Elsa bajó con más facilidad con la que había subido y le tendió a Axel el casco. Por un breve instante, los dos se miraron en silencio. Elsa se giró y comenzó a caminar hacia su casa pero se detuvo y volvió a mitad de camino. Axel seguía allí, parado y observándola.

"Nadie te ha pedido que me salves ni me ayudes. No soy una princesa en apuros." Comenzó a decir, intentando mantener un tono educado. "Pero gracias." Axel la miró sorprendido. No se esperaba ese comentario para nada. "Gracias por haber aparecido ayer y por haber sido tu el que nos encontrara. Te prometo que no diremos nada."

"No tienes que preocuparte." Contestó Axel con un tono de satisfacción. Vio como Elsa le sonrió y volvió a encaminarse hacia su casa. No se movió hasta que no vio como su figura desaparecía por la puerta principal.

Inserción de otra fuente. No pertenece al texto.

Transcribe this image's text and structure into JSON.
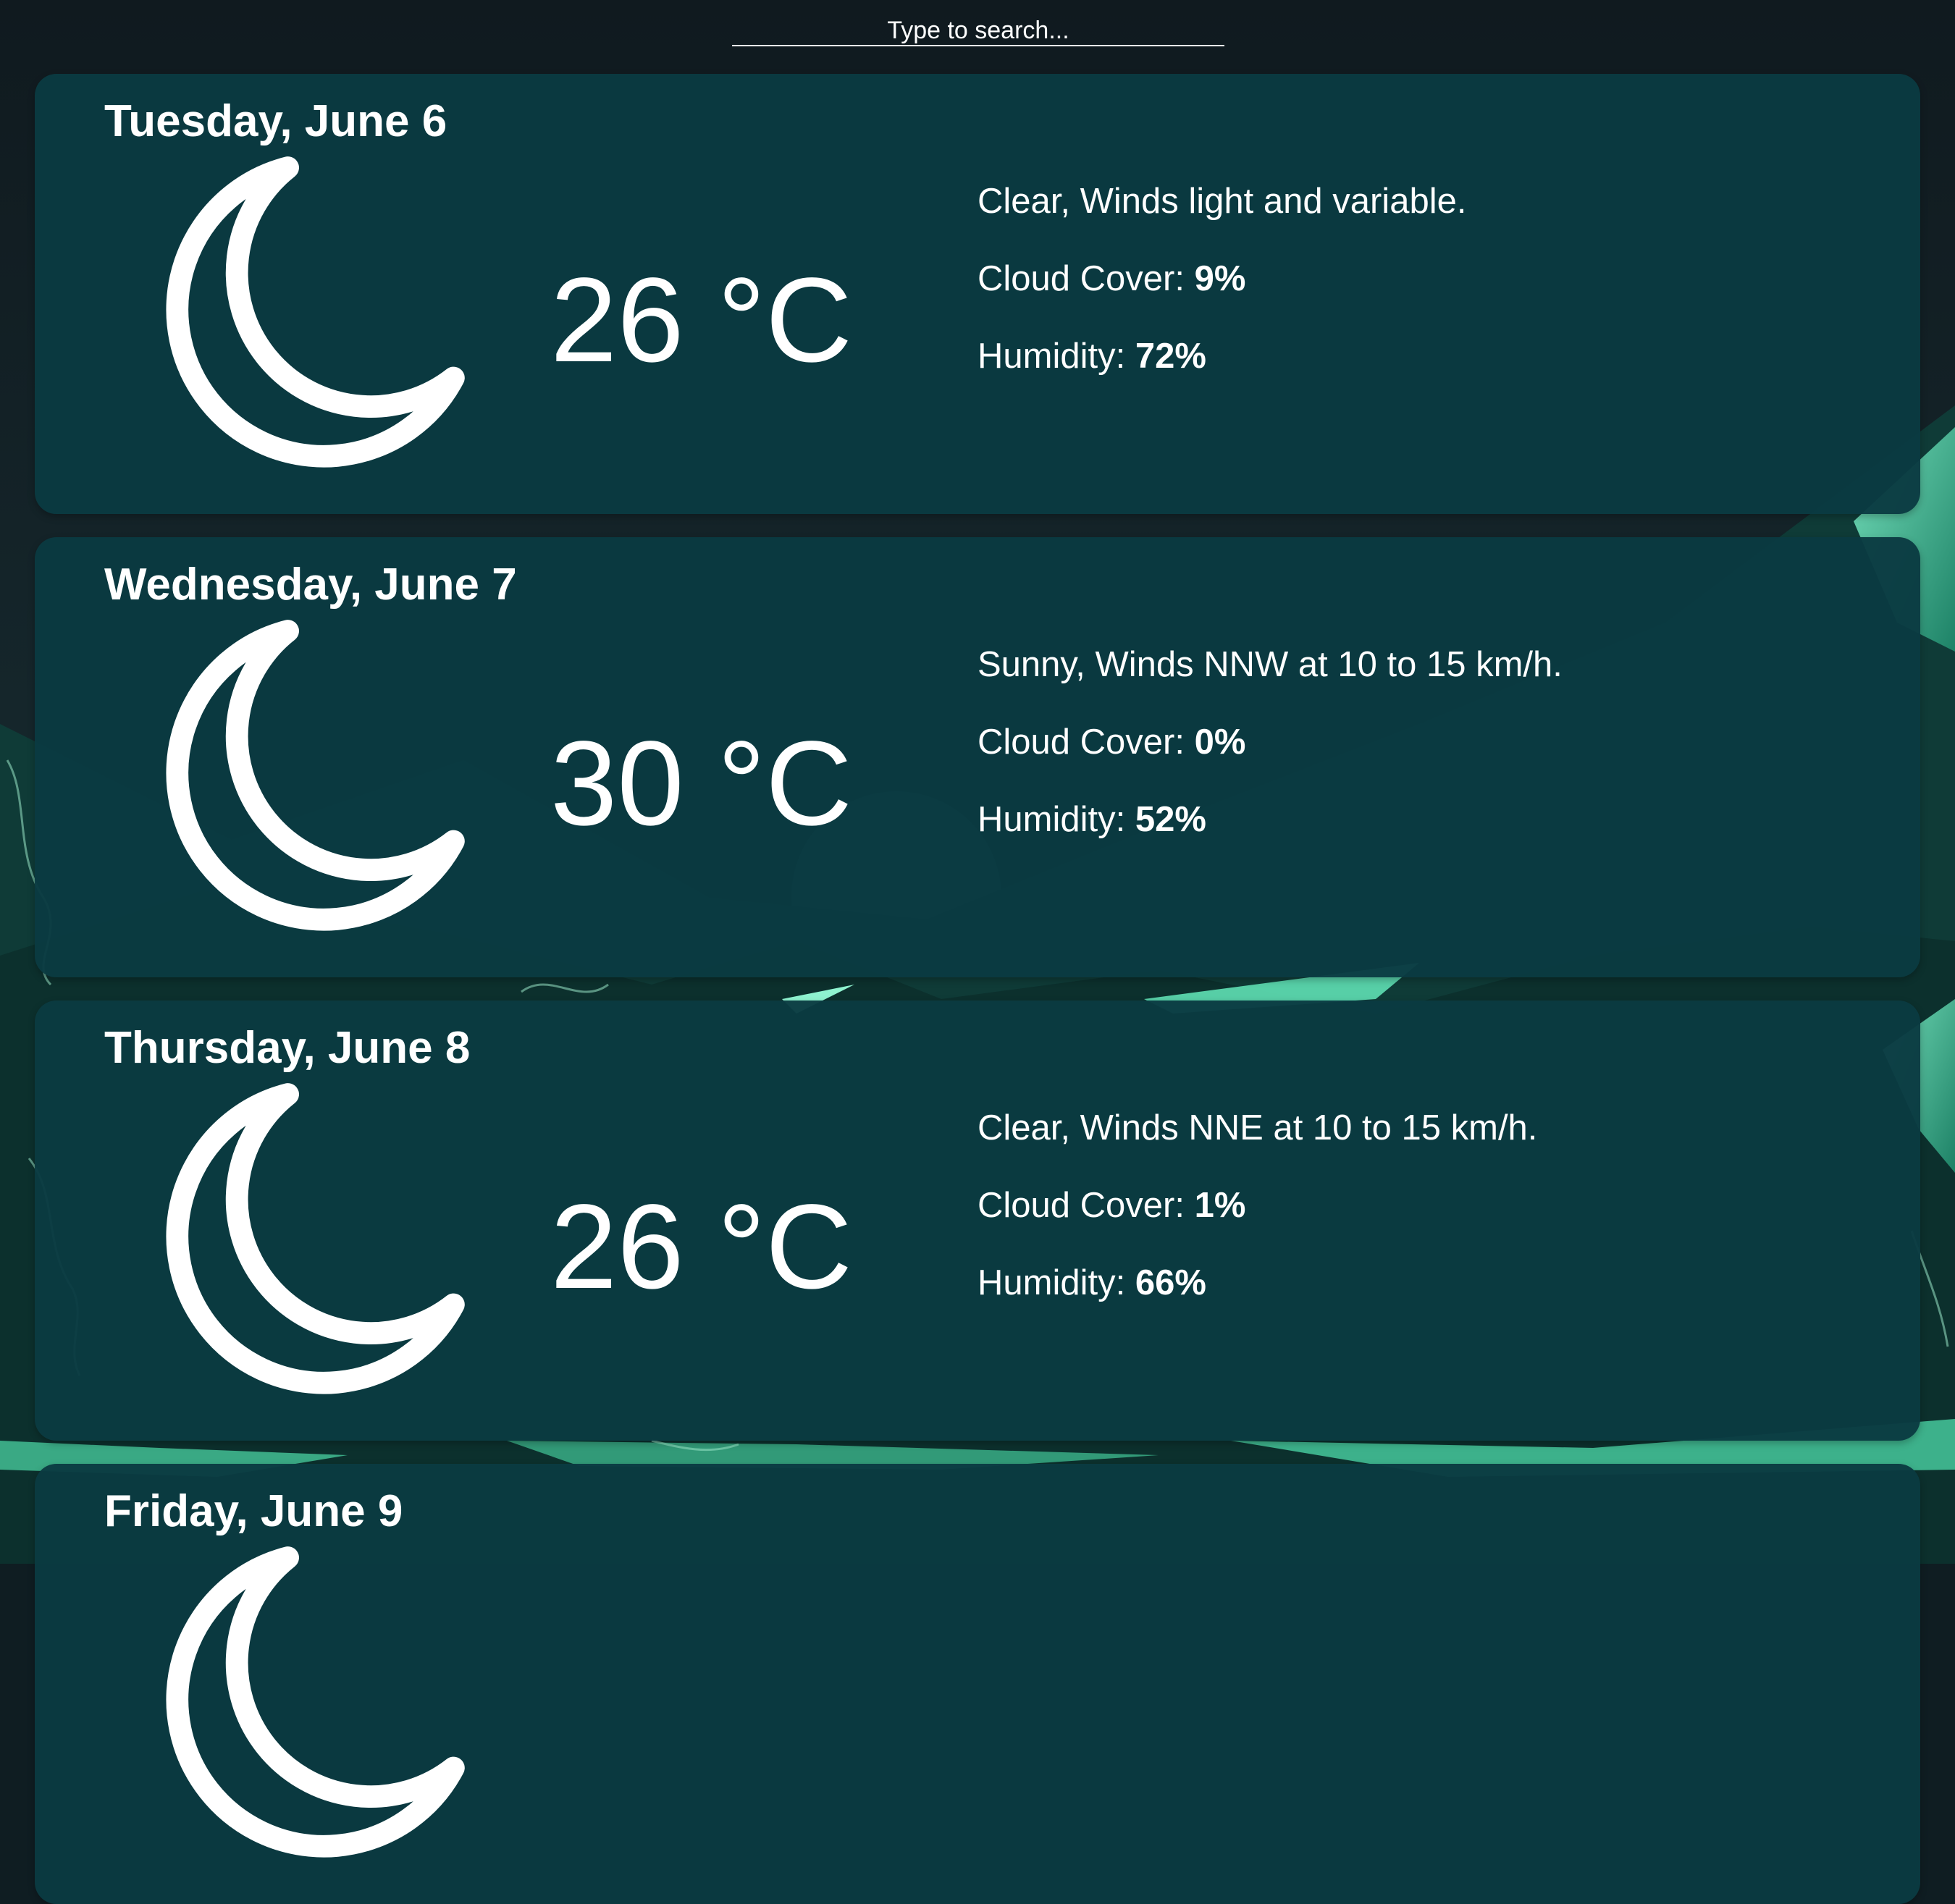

Desde la ventana del salón, Elsa vio como Axel se colocaba de nuevo el casco y pasaba por frente de su casa para salir del barrio. Se sentía bien al agradecerle los gestos que había tenido. No se esperaba que la conversación fuera a ser tan agradable. Algo en el interior de Elsa comenzó a pensar de manera diferente sobre el chico, aunque eso solo era el inicio de toda su historia.